01 - Preheat oven to 350°F. Generously grease a 9x13 inch baking dish with melted butter.
02 - Combine chopped walnuts, pistachios, almonds, sugar, and cinnamon in a mixing bowl. Toss thoroughly to distribute spices evenly.
03 - Unroll phyllo dough and cover completely with a damp kitchen towel to prevent drying out during assembly.
04 - Place 8 sheets of phyllo in the prepared dish, brushing each sheet generously with melted butter before adding the next sheet.
05 - Sprinkle approximately one-third of the nut mixture evenly across the phyllo base.
06 - Layer 4 additional phyllo sheets, brushing each with butter. Spread half of the remaining nut mixture over this layer.
07 - Add 4 more phyllo sheets, buttering each one. Sprinkle the remaining nut mixture evenly across the surface.

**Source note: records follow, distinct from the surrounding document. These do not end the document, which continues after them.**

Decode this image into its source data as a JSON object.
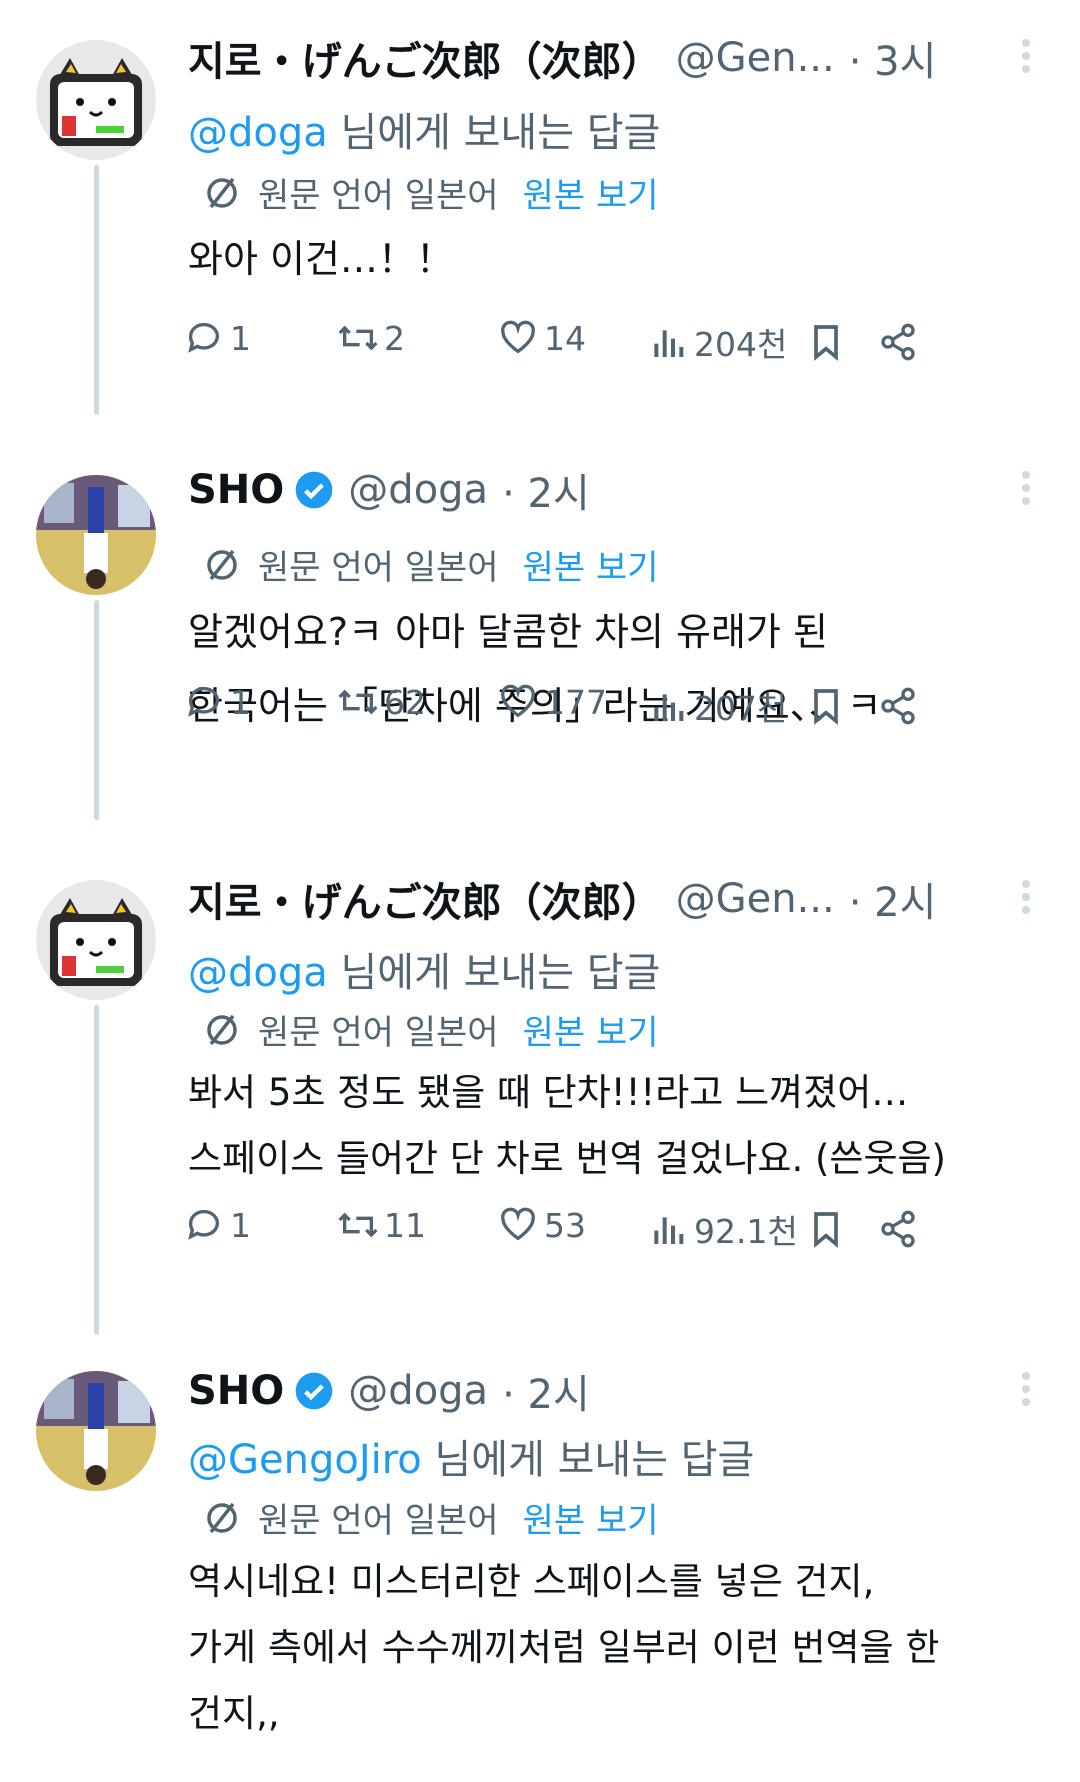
{
  "tweets": [
    {
      "name": "지로・げんご次郎（次郎）",
      "handle": "@Gen...",
      "time": "· 3시",
      "reply_prefix": "@doga",
      "reply_suffix": " 님에게 보내는 답글",
      "translate_label": "원문 언어 일본어",
      "translate_link": "원본 보기",
      "lines": [
        "와아 이건…！！"
      ],
      "replies": "1",
      "retweets": "2",
      "likes": "14",
      "views": "204천"
    },
    {
      "name": "SHO",
      "handle": "@doga",
      "time": "· 2시",
      "translate_label": "원문 언어 일본어",
      "translate_link": "원본 보기",
      "lines": [
        "알겠어요?ㅋ 아마 달콤한 차의 유래가 된",
        "한국어는 「단차에 주의」라는 거예요、、ㅋ"
      ],
      "replies": "1",
      "retweets": "62",
      "likes": "177",
      "views": "207천"
    },
    {
      "name": "지로・げんご次郎（次郎）",
      "handle": "@Gen...",
      "time": "· 2시",
      "reply_prefix": "@doga",
      "reply_suffix": " 님에게 보내는 답글",
      "translate_label": "원문 언어 일본어",
      "translate_link": "원본 보기",
      "lines": [
        "봐서 5초 정도 됐을 때 단차!!!라고 느껴졌어…",
        "스페이스 들어간 단 차로 번역 걸었나요. (쓴웃음)"
      ],
      "replies": "1",
      "retweets": "11",
      "likes": "53",
      "views": "92.1천"
    },
    {
      "name": "SHO",
      "handle": "@doga",
      "time": "· 2시",
      "reply_prefix": "@GengoJiro",
      "reply_suffix": " 님에게 보내는 답글",
      "translate_label": "원문 언어 일본어",
      "translate_link": "원본 보기",
      "lines": [
        "역시네요! 미스터리한 스페이스를 넣은 건지,",
        "가게 측에서 수수께끼처럼 일부러 이런 번역을 한",
        "건지,,"
      ]
    }
  ],
  "colors": {
    "accent": "#1d9bf0",
    "muted": "#536471",
    "text": "#0f1419",
    "thread": "#cfd9de"
  }
}
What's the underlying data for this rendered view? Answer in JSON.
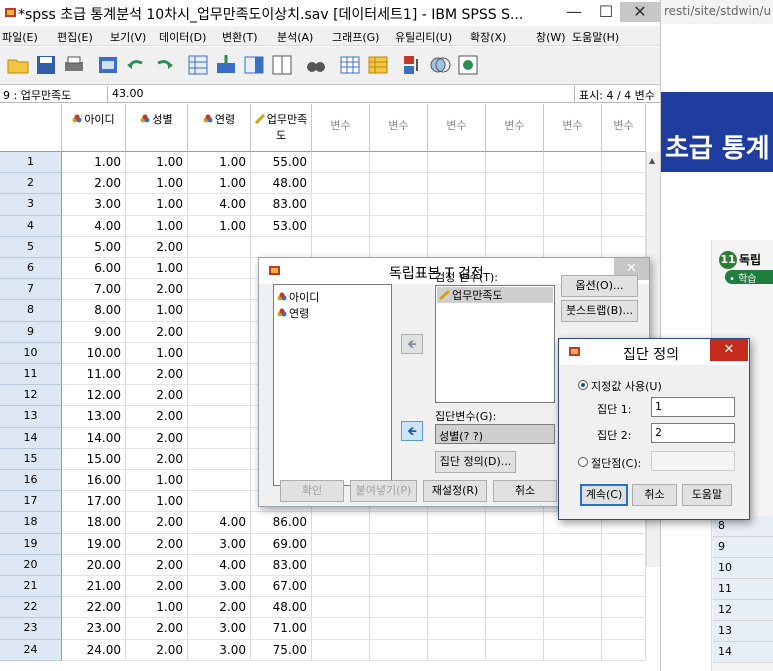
{
  "window": {
    "title": "*spss 초급 통계분석 10차시_업무만족도이상치.sav [데이터세트1] - IBM SPSS S...",
    "minimize": "—",
    "maximize": "☐",
    "close": "✕"
  },
  "menu": [
    "파일(E)",
    "편집(E)",
    "보기(V)",
    "데이터(D)",
    "변환(T)",
    "분석(A)",
    "그래프(G)",
    "유틸리티(U)",
    "확장(X)",
    "창(W)",
    "도움말(H)"
  ],
  "cellbar": {
    "ref": "9 : 업무만족도",
    "value": "43.00",
    "info": "표시: 4 / 4 변수"
  },
  "grid": {
    "columns": [
      "아이디",
      "성별",
      "연령",
      "업무만족도"
    ],
    "empty_column_label": "변수",
    "rows": [
      [
        "1",
        "1.00",
        "1.00",
        "1.00",
        "55.00"
      ],
      [
        "2",
        "2.00",
        "1.00",
        "1.00",
        "48.00"
      ],
      [
        "3",
        "3.00",
        "1.00",
        "4.00",
        "83.00"
      ],
      [
        "4",
        "4.00",
        "1.00",
        "1.00",
        "53.00"
      ],
      [
        "5",
        "5.00",
        "2.00",
        "",
        ""
      ],
      [
        "6",
        "6.00",
        "1.00",
        "",
        ""
      ],
      [
        "7",
        "7.00",
        "2.00",
        "",
        ""
      ],
      [
        "8",
        "8.00",
        "1.00",
        "",
        ""
      ],
      [
        "9",
        "9.00",
        "2.00",
        "",
        ""
      ],
      [
        "10",
        "10.00",
        "1.00",
        "",
        ""
      ],
      [
        "11",
        "11.00",
        "2.00",
        "",
        ""
      ],
      [
        "12",
        "12.00",
        "2.00",
        "",
        ""
      ],
      [
        "13",
        "13.00",
        "2.00",
        "",
        ""
      ],
      [
        "14",
        "14.00",
        "2.00",
        "",
        ""
      ],
      [
        "15",
        "15.00",
        "2.00",
        "",
        ""
      ],
      [
        "16",
        "16.00",
        "1.00",
        "",
        ""
      ],
      [
        "17",
        "17.00",
        "1.00",
        "",
        ""
      ],
      [
        "18",
        "18.00",
        "2.00",
        "4.00",
        "86.00"
      ],
      [
        "19",
        "19.00",
        "2.00",
        "3.00",
        "69.00"
      ],
      [
        "20",
        "20.00",
        "2.00",
        "4.00",
        "83.00"
      ],
      [
        "21",
        "21.00",
        "2.00",
        "3.00",
        "67.00"
      ],
      [
        "22",
        "22.00",
        "1.00",
        "2.00",
        "48.00"
      ],
      [
        "23",
        "23.00",
        "2.00",
        "3.00",
        "71.00"
      ],
      [
        "24",
        "24.00",
        "2.00",
        "3.00",
        "75.00"
      ]
    ]
  },
  "ttest_dialog": {
    "title": "독립표본 T 검정",
    "source_vars": [
      "아이디",
      "연령"
    ],
    "test_var_label": "검정 변수(T):",
    "test_vars": [
      "업무만족도"
    ],
    "group_var_label": "집단변수(G):",
    "group_var": "성별(? ?)",
    "define_groups_button": "집단 정의(D)...",
    "options_button": "옵션(O)...",
    "bootstrap_button": "붓스트랩(B)...",
    "ok_button": "확인",
    "paste_button": "붙여넣기(P)",
    "reset_button": "재설정(R)",
    "cancel_button": "취소",
    "close": "✕"
  },
  "define_dialog": {
    "title": "집단 정의",
    "use_values_label": "지정값 사용(U)",
    "group1_label": "집단 1:",
    "group1_value": "1",
    "group2_label": "집단 2:",
    "group2_value": "2",
    "cutpoint_label": "절단점(C):",
    "continue_button": "계속(C)",
    "cancel_button": "취소",
    "help_button": "도움말",
    "close": "✕"
  },
  "browser": {
    "url": "resti/site/stdwin/u",
    "banner_text": "초급 통계",
    "lesson_number": "11",
    "lesson_heading": "독립",
    "lesson_pill": "• 학습",
    "mini_rows": [
      "8",
      "9",
      "10",
      "11",
      "12",
      "13",
      "14"
    ]
  }
}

08 - Finish with remaining phyllo sheets, brushing each layer with butter as you stack them.
09 - Using a sharp knife, cut the pastry completely through into diamond or square shapes before baking.
10 - Bake for 35-40 minutes until phyllo turns deep golden brown and becomes crisp throughout.
11 - While baklava bakes, combine water, sugar, lemon juice, honey, cinnamon stick, and orange peel in a saucepan. Bring to boil, then reduce heat and simmer 10 minutes. Remove cinnamon stick and orange peel. Cool slightly.
12 - Immediately pour warm syrup slowly over entire surface of hot baklava as it comes out of oven. Allow to cool completely at room temperature so pastry absorbs syrup fully before serving.